Statistics for HR...Correlation, Regression, OH MY!

In most of my teaching and consulting in the area of Strategic HR, I discuss the importance of HR having or obtaining analytical skills as I truly believe we are moving to an HR model that will look much different in the next few years. (HR 2.0)

I always get the question, "What skills do I need and where do I get those?"

First, I will talk about "what skills." I think basic statistics is necessary in HR to analyze all the diverse data sets in organizations as the data relates to human capital. Here are the must haves:

1) Correlations-are used to understand how data sets are related. In other words, if variable A changes does variable Y change? There are about a million ways this can be used in HR alone. If engagement goes up, does turnover go down? (negative correlation). But in a broader sense, you can analyze the relationship between employee behaviors and customer behaviors. If employees are knowledgeable regarding our products, do sales go up? Correlations can be calculated very simply in Excel or SPSS.

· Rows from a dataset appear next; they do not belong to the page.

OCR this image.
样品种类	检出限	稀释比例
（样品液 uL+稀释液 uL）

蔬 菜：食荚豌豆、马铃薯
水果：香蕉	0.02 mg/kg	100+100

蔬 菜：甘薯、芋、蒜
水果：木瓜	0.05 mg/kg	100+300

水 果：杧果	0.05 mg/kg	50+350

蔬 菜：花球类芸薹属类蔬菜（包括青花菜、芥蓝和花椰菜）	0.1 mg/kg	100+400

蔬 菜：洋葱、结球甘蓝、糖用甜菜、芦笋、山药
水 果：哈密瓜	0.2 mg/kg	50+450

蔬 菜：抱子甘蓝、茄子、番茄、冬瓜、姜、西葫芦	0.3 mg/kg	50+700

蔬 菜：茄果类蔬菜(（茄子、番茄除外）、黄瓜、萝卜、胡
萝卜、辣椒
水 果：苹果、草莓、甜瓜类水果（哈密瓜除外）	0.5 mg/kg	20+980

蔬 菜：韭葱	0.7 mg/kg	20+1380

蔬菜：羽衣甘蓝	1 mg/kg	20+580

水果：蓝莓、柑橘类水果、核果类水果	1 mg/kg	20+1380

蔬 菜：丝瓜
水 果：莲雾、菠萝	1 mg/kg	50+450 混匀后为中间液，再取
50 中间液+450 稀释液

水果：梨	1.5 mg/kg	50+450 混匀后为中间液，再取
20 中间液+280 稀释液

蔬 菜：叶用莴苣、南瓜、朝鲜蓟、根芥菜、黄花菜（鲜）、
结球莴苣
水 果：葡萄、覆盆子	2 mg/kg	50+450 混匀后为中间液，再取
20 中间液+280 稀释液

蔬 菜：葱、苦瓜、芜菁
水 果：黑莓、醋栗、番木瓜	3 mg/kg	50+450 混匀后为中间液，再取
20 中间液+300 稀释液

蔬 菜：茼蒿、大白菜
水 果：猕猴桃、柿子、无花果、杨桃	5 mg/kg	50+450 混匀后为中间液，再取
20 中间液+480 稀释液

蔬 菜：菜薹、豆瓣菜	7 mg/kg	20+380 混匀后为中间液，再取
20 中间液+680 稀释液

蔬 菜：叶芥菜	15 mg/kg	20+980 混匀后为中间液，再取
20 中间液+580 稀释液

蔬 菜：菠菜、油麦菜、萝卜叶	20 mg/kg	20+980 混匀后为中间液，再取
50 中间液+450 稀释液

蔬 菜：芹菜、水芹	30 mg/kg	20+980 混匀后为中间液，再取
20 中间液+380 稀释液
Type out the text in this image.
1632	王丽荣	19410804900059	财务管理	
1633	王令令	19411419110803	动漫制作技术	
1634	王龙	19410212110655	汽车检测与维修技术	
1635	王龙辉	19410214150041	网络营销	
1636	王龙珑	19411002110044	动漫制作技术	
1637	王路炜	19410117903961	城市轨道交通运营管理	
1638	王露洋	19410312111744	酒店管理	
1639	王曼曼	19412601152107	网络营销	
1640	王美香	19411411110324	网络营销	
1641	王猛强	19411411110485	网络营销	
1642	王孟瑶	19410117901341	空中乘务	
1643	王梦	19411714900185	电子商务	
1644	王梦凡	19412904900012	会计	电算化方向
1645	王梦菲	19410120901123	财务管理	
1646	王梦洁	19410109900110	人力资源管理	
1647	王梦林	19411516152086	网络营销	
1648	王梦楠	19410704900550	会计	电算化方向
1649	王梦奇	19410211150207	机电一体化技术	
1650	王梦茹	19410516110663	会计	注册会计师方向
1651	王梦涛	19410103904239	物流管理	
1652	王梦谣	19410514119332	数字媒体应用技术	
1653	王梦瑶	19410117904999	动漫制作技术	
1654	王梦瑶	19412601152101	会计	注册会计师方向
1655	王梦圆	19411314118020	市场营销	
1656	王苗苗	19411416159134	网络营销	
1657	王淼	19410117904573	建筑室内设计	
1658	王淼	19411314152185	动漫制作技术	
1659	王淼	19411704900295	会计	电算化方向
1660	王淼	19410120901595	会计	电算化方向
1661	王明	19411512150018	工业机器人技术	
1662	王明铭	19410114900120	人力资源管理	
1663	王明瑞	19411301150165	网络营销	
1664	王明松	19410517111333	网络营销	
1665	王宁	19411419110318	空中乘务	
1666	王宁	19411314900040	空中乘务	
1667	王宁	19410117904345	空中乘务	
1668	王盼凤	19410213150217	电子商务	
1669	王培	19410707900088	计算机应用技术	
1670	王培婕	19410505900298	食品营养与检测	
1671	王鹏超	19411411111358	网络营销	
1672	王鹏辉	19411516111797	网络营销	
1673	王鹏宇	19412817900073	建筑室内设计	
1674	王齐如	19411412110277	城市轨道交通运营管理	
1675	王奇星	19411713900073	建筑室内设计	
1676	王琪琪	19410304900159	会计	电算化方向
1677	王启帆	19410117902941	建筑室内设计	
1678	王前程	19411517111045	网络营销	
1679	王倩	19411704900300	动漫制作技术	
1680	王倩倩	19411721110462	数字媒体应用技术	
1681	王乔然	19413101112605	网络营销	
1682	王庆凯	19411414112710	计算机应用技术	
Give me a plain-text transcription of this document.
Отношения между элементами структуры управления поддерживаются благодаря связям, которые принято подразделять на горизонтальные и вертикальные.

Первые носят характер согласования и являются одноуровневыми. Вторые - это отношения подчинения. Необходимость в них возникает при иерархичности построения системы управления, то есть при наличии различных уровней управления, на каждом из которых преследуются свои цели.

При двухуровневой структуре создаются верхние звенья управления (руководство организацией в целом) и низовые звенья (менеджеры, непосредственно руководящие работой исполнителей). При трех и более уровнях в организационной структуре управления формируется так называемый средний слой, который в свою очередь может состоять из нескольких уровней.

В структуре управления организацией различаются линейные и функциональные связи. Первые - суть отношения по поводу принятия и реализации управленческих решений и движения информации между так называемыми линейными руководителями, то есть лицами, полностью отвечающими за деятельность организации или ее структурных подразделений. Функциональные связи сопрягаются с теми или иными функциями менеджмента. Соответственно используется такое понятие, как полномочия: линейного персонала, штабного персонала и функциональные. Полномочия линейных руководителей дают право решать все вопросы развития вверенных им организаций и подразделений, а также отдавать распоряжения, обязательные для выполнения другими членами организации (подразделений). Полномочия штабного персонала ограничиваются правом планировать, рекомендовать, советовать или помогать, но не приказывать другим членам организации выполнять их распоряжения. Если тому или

2) Regressions-Regression analysis is widely used for prediction and forecasting. Regression is also used to understand which among the independent variables are related to the dependent variable, and to explore the forms of these relationships. In restricted circumstances, regression analysis can be used to infer causal relationships between the independent and dependent variables. So, correlation tells you if a relationship exists, regression tells you which variables have the most impact on the dependent variable. So, in an example from our work, we look at engagement data to find out what variables have the MOST impact on employee engagement for a particular company. As these variables can be different from company to company it is important to know what drives engagement so you can keep doing the right things. Regressions can also be calculated in Excel and SPSS.

Where can you get these skills?

I am living proof, it can be done. My analytical journey started in 1995 when I reported to the CFO. My days were over when I could embark on the HR program of the week without a business case for why I wanted to create this program and WHAT the expected impact would be.

Fast forward, to stating our own business and working with our client's multiple data sets. We had some very interesting questions that needed statistics to answer properly. So, I enrolled in statistics classes at Georgia State University, where I made the highest grade in a class comprised of math majors. (my business partner was 2nd!) I don't tell you this to brag (well maybe) but to say, we had a distinct advantage over the math majors. We knew how to talk the language of the business and how to tell a story with data...they did not.

Now, back to HR 2.0 that will require analytical skills. It can be TAUGHT IF YOU WANT TO LEARN. But, they can be BOUGHT if you don't want to learn as well.

Bottom line....learn them or buy needed these skills yesterday.